A reader asked me: What qualities do you think make a programmer a good programmer?

I answer: a programmer with the ability to solve problems.

This answer seems a bit abstract, don’t read the article below you will gradually understand.

Problem solving skills

Many years ago, when I was a rookie, my leader often told me not to limit myself to the technology when solving problems, and gave me a vivid example.

Two programmers once argued for a long time about how to determine whether the network between two servers was normal. A test next to it said, “Ping won’t you know?” So they solved the problem by implementing Ping in Java code.

Years later, I know there was a more elegant way to solve this problem, but I still think the tester was smart. We continued to deal with each other for a year, and she is really strong, equivalent to product manager + test function in a small company.

Need to explain to everyone is: the ability to solve problems and technical ability is two ability range, I have seen a lot of programmers source code play slip, production problems still do not know how to solve the problem.

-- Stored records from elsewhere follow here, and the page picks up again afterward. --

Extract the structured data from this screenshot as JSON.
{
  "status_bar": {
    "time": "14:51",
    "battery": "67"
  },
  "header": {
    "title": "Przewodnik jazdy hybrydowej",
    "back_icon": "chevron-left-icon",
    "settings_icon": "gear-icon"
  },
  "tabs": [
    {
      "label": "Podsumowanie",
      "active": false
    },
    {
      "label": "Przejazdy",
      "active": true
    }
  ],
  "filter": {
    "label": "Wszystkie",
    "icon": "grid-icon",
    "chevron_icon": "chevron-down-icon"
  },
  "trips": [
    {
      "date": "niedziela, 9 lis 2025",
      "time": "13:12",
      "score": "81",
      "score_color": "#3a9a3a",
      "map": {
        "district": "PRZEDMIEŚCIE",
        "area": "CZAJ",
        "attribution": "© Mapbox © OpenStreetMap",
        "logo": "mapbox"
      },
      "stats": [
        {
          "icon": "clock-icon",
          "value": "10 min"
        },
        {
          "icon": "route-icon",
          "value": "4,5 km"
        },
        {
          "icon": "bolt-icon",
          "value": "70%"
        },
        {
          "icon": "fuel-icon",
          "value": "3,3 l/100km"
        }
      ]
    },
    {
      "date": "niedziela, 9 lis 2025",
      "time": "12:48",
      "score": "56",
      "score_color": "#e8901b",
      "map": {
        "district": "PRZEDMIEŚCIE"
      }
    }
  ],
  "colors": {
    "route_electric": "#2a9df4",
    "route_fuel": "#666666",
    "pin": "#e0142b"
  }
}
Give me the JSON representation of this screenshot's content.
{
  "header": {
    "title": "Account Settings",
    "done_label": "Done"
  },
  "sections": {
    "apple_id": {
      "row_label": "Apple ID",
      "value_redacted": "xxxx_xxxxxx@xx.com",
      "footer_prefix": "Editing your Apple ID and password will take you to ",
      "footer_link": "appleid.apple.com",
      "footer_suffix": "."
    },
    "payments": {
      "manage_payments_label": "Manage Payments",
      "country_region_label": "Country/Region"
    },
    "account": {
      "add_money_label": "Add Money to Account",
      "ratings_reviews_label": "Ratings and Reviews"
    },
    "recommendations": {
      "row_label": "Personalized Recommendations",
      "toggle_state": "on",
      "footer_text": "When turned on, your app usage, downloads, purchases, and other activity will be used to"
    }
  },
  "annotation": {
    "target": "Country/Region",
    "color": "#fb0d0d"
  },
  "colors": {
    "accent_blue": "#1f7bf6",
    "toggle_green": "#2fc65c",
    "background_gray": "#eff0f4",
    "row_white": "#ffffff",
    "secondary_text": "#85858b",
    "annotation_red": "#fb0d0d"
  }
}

Production problems, is the test of a programmer’s highest level, in the face of high intensity and high pressure, the movement is not deformed, can calmly think, analyze, solve the problem, can reach this level of programmers, which in ancient times can worship as the general.

I’ve always liked programmers who can solve problems quickly, and I’m willing to study and analyze any production problems as soon as they occur. To put it mildly, good programmers are trained to solve problems, especially those that can stand up when something goes wrong in the production environment.

Two, share a late-night technology story

01. Old platforms and new platforms

The company has an old system, a new system.

The old system has been used for many years, and has already exceeded the limit it can support. When this system was first launched in 2013, it was estimated that the daily trading volume would be one or two billion. In fact, the daily trading volume has already reached 4 billion.

From 2013 to 2017, the technical team made a lot of efforts. The old system used Oracle database. In order to support the maximum transaction volume, read and write separation, database and table + all kinds of strongest hardware were developed. The system was split, restructured and optimized for many times, but still could not meet the company’s increasing trading volume.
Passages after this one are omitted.